Моравлин долго молчал. Поморщился:
— Из-за Ольги Пацанчик, по-моему.
Стайнберг изумился:
— А мне ее отец сказал, что это она из-за твоего сына улетает! Послушай, Иван Сергеич, а ты скажи сыну, что Ольга тут останется. Ее уговорить проще. Ну пусть они вдвоем остаются, нам же лучше!
— Не уверен… На Илью очень сильное впечатление Стрельцов произвел, это тоже учитывать надо.
— Ну, со Стрельцовым я договорюсь, я уже сказал.
Стайнберг потянулся разливать коньяк.
Моравлин почувствовал раньше. И втянул голову в плечи, едва сдерживая заливавшее его ощущение неотвратимой, невосполнимой потери.
Стайнберг, отрицавший всякую возможность для некорректировщика предвидеть будущее, съежился, не понимая, что происходит, но испугавшись. Испугавшись так, как могут бояться лишь высшие офицеры Службы, и так, как они боятся лишь Поля — абстрактного или персонифицированного, в лице реал-тайм корректировщика запредельной ступени.
Воздух в комнате стал ощутимо сухим, повеяло мертвым духом пустынь.
Дверь открылась без скрипа.
Моравлин страдальчески скривился, рука сама скользнула за борт пиджака, массируя и поглаживая ребра, за которыми сердце рвалось на части. Это ничего, подумал он, нервное.
У Стайнберга нефигурально отвисла нижняя челюсть.

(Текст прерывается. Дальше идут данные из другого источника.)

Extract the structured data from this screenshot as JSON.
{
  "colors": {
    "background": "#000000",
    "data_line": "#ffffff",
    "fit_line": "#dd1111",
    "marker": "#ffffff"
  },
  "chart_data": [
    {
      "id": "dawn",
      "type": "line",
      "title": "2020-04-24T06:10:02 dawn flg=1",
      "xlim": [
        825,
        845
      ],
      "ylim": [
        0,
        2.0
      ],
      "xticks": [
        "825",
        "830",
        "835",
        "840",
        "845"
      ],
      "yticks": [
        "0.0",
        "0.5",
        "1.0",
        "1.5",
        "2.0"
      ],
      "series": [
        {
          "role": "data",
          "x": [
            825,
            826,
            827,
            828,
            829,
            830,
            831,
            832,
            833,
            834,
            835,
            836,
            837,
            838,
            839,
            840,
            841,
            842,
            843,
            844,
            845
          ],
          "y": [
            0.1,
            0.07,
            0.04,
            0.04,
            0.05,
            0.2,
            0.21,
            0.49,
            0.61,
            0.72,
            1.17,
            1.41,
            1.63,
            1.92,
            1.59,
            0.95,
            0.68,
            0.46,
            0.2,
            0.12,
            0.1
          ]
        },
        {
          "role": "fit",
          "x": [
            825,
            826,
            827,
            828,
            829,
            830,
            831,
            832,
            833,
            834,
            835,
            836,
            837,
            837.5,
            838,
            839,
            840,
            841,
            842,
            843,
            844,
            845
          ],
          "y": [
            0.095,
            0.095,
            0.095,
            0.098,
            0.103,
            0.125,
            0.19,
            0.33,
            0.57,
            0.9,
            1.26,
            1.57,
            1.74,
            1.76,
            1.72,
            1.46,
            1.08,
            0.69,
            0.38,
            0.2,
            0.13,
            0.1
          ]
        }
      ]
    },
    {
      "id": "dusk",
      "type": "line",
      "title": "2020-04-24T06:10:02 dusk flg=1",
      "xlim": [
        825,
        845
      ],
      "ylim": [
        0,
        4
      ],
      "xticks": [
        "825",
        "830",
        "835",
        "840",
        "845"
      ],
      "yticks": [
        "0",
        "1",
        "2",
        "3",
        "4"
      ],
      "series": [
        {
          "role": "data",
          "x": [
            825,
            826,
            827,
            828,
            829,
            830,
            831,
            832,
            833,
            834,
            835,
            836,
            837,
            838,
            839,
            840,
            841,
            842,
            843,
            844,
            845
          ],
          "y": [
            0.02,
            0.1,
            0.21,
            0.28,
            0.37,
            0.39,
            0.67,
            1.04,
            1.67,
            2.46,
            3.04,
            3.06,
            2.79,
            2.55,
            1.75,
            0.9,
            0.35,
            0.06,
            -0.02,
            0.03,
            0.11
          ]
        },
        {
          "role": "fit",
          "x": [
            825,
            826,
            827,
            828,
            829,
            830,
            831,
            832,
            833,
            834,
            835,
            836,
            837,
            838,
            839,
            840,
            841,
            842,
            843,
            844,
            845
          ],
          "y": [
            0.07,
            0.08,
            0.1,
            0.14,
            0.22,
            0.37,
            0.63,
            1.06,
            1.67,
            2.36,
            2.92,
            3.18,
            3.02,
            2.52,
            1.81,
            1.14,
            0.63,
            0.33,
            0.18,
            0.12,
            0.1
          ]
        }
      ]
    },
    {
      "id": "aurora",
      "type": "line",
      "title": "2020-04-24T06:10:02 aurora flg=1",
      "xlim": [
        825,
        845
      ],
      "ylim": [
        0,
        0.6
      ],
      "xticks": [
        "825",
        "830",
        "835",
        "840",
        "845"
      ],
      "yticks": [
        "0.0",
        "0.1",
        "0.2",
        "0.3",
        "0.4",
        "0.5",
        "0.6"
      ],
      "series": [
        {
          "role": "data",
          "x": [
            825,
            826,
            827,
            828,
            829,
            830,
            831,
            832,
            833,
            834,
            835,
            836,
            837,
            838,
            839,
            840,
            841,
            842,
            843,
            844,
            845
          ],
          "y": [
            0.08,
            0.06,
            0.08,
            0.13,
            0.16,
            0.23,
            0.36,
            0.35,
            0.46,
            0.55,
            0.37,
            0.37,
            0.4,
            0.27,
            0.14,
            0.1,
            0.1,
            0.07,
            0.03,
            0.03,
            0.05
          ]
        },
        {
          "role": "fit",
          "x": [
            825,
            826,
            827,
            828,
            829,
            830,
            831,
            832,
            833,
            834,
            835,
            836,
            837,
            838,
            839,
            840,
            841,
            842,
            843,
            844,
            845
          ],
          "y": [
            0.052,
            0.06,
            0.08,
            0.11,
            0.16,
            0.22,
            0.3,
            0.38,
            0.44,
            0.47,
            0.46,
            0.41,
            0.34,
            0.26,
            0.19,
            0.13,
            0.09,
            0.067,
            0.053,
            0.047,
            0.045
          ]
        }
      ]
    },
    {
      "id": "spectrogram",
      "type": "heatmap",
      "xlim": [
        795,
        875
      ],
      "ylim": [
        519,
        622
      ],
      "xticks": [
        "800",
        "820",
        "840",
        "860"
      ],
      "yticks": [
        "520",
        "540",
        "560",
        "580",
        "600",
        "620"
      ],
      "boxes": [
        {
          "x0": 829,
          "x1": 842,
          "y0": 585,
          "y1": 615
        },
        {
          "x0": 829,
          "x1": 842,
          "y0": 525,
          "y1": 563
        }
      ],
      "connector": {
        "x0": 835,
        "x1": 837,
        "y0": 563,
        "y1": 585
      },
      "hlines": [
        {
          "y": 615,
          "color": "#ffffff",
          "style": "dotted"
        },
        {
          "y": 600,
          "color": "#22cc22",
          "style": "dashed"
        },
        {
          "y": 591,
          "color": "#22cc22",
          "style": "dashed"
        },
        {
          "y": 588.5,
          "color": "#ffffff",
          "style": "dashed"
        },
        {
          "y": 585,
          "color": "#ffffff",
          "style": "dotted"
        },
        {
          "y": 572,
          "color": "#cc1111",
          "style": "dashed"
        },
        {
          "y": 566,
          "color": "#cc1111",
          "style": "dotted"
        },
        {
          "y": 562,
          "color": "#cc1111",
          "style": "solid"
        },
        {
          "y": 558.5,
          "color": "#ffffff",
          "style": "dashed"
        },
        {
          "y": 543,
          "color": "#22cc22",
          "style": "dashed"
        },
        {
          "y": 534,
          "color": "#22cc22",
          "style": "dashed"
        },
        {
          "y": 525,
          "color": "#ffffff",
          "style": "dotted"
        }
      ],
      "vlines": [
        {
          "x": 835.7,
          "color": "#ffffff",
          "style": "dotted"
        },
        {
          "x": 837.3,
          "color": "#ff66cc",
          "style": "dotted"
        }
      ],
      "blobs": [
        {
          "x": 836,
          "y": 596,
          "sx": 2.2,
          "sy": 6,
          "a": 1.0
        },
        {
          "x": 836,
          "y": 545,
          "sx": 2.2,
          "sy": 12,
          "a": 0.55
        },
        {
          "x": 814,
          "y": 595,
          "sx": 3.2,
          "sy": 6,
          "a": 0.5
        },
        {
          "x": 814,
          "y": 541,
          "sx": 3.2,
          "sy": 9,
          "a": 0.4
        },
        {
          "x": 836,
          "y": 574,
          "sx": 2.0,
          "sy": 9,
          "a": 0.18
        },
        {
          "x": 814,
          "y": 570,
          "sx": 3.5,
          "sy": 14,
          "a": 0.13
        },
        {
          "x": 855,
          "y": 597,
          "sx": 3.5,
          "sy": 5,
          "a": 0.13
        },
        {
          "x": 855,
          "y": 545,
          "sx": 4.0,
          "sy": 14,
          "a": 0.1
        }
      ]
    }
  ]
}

Гость, ухитрившийся пройти незамеченным сквозь все посты и пропускные системы, сумевший обойти даже неизбежную секретаршу, — бесшумно, с хищной грацией приблизился, пододвинул себе стул. Увидев на столе приготовленные бокалы, блюдце с лимоном и графинчик с коньяком, встал и без ключа, пальцами открыл электронный замок сейфа, достал третий бокал — себе.
И Стайнберг не посмел осадить нахала.
Он почти не изменился за семнадцать лет. Те же светлые выгоревшие волосы, ровными волнами зачесанные назад. Те же синие глаза с лукавыми искрами. Обветренные скулы с заметной сеткой корректировщицких шрамов, легкий загар. Только плечи стали массивней, взгляд жестче, от носа до губ пролегли складки, ничуть не портившие его, даже наоборот.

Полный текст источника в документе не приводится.